The bit that really does feel like a £40,000 car is the high-tech drivetrain. It pulls away smoothly however hard or gently your put your foot down. In town traffic, that driveability puts it alongside some very expensive cars.
By Ed Keohane
Week ending September 21
Driven this week: 1002 miles
I've done a lot of miles in the Ampera in the past week, many on the motorway, quite a few in town. On the whole, I like it – the car's range-extending powertrain definitely provides a glimpse of the future. It's smooth, unobtrusive and, in the right environment (ie in town) very efficient.
It's less good on the motorway, where the petrol engine revs hard, and fuel economy suffers accordingly, to the extent that I struggled to hit 40mpg at times.
Unfortunately, all these miles have taken a toll. The engine-management warning light has come on.

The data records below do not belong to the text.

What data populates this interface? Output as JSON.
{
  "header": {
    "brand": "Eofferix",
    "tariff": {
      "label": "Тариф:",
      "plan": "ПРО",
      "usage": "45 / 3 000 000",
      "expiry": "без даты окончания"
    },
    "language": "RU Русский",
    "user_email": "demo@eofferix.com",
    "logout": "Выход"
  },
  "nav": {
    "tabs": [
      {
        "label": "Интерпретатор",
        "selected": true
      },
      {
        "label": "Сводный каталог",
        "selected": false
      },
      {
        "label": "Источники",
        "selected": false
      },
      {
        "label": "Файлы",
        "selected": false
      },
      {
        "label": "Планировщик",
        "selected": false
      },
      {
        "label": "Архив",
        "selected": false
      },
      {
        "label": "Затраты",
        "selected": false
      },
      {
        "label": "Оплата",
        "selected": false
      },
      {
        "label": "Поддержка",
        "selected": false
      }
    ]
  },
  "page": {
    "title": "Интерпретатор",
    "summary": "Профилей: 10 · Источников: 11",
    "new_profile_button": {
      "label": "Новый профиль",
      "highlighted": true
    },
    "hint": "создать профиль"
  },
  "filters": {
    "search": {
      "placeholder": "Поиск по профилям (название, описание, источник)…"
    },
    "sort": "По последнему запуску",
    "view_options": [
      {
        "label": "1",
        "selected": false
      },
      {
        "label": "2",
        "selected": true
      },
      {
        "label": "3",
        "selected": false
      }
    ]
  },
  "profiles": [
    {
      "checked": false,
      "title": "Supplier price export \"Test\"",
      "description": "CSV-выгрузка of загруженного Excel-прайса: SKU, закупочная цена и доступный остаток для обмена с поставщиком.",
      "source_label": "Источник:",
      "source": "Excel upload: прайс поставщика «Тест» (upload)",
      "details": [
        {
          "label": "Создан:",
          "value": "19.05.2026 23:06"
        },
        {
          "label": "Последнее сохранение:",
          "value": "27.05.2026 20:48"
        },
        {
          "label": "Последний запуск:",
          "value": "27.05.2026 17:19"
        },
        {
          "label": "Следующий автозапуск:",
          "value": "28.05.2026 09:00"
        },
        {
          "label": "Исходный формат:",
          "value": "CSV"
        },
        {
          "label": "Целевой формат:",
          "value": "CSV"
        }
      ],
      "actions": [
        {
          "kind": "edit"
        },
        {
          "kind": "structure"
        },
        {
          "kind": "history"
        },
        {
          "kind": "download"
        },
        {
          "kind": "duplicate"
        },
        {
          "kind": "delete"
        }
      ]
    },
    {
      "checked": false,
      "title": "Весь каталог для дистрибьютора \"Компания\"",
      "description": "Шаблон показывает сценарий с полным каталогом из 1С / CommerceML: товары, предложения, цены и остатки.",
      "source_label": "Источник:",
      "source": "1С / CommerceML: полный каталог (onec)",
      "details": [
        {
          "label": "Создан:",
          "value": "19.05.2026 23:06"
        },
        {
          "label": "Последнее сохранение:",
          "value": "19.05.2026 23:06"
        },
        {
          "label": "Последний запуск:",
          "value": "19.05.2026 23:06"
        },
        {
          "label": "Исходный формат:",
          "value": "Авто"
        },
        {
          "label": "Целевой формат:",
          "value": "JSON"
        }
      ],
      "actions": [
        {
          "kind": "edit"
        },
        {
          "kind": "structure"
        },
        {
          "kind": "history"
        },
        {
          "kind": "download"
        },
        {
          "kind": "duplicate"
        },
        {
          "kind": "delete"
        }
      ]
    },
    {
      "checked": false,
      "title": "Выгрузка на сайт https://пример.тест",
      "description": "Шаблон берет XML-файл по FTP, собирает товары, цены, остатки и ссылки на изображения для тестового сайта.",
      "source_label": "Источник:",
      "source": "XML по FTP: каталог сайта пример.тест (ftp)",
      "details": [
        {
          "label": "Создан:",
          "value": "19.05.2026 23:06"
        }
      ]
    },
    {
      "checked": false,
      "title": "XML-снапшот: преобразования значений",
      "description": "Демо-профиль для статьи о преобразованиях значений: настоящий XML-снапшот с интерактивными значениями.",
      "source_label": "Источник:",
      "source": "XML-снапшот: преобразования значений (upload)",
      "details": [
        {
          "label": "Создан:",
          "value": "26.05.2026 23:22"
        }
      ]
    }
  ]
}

I've checked that all the fluids are present and correct, so a trip to the dealer is imminent.
It's odd that, in a car with such an advanced powertrain, the thing that's causing an issue is the combustion engine – technology that’s been around for more than a century.
Week ending September 7
Driven this week: 46 miles
Visibility in our long-term Honda Civic (which I usually drive) isn't great, but it's worse in the Ampera.
Rear visibility is particularly bad, due to the narrow, tapering window and thick pillars.
Forward visibility is an even greater concern, because the huge front pillars cut across your line of sight at junctions.
Partly as a result of this compromised visibility, I find the Ampera unusually difficult to park - you just don't seem to get a good idea of where the edges of the car are.